Which lead us up to question 2.
Every time we allow 'society' or the representative of 'society', aka the 'state', to adjudicate what is 'good' or 'bad' for the entire society, we lose a bit of the autonomy we demanded. That by itself is not bad for we understand that if we want to live in relative harmony with our neighbors, some limits must be set and obeyed. Do I want to go 100 mph on my bike? You bet. Should I go that fast in a residential area? No and it is agreed that a speed limit, aka restraints on me, be imposed and punishments declared for violations.
But question 2 begs another question, which is to what
DEGREE should the state intrude into our lives and impose limits to our autonomy based upon sequential and inevitably increasingly abstract effects of our actions? In other words, because we live in a community, everything we do affects others in some ways and many of the effects are unseen and require time to manifest themselves. To what degree should the state punish or reward a person based upon those effects?
If I go 100 mph in a residential area, a possible effect is that I could kill a child. Should I be punished for that immediate effect? Yes. But one could argue that since I set a 'bad example' for other children, I should be punished further just in case one of those children turned out to be a juvenile delinquent later in his life.
If a woman is known to be an easily available sex partner, one could argue that she is setting a 'bad example' for young girls and some of them might turn out to be less than desirable mothers because of what they learned from this woman, and so on...and so on...
In the abstract, both above arguments are valid but only one has a potential immediate and negative effect -- the 100 mph motorcycle rider in a residential area. The state is within reasonable rights to proactively punish some actions that may produce immediate and negative effects. If a policeman, an agent of the state, sees someone attempting to break a door, he does not wait until the person is actually inside the house before he does something. He is compelled to be proactive because the negative effects of a burglary is physical as well as emotional. But it is the physical effects that is the most compelling. What if the man is the owner of the house and he is breaking the door because he lost his keys? So of course we do not enact laws that say it is illegal to break doors, only that it is illegal to break doors that are not yours. In this case the policeman may even help the homeowner break into his own house.
As we can see, even when we have what we believe to be clear cases of where the state can intrude itself into our lives, impose limits and mete out punishments for violations of those limits, there are still situations where upon examinations, punishments are not deserving, like the man who was caught breaking into a house only for us to find out he was breaking into his own house because he lost his keys.
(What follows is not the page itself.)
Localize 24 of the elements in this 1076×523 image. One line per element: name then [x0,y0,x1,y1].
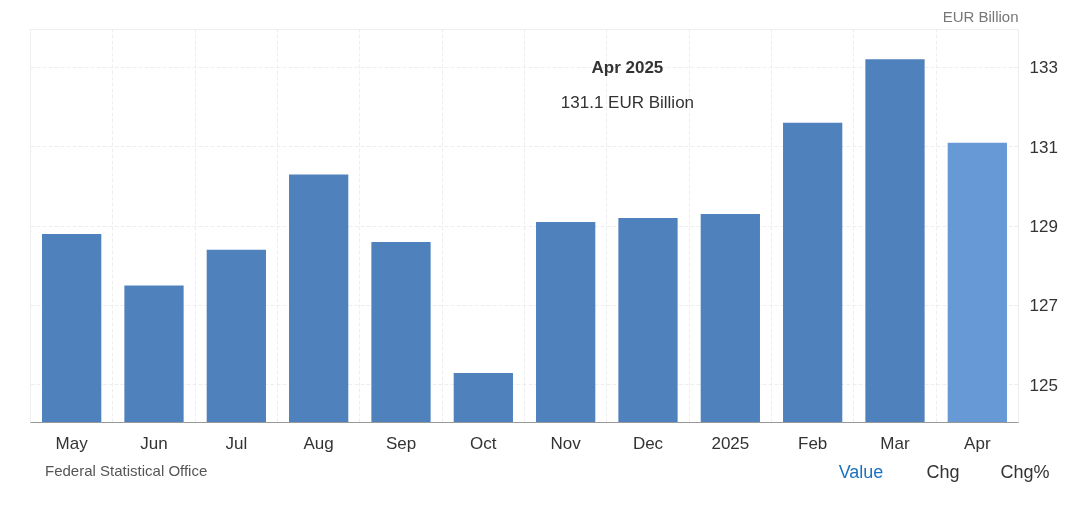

Fornication is defined as sex outside of wedlock and is usually associated with a moral standard. The direct recipients of this type of sex are the participants, no one else. The effects are uncertain. Or highly abstract. Absent any direct physical negative effects, the state is presumably excluded from intrusion, impose any limits and mete out any punishments, based upon the lack of immediate negative effects. So where did the state received its permission to proactively punish potential sex partners who are not married to each other and to punish
ex post sex partners who are not married to each other?
Let us be honest about our human nature here.
Laws regarding fornication is primarily about petty human jealousy. It is only with the mental gymnastics of religions can anyone be convinced that someone else enjoying sex outside of marriage is a negative to society. This is about petty human jealousy hiding behind the morality and religious shield and the state is the thrown spear from behind said shield.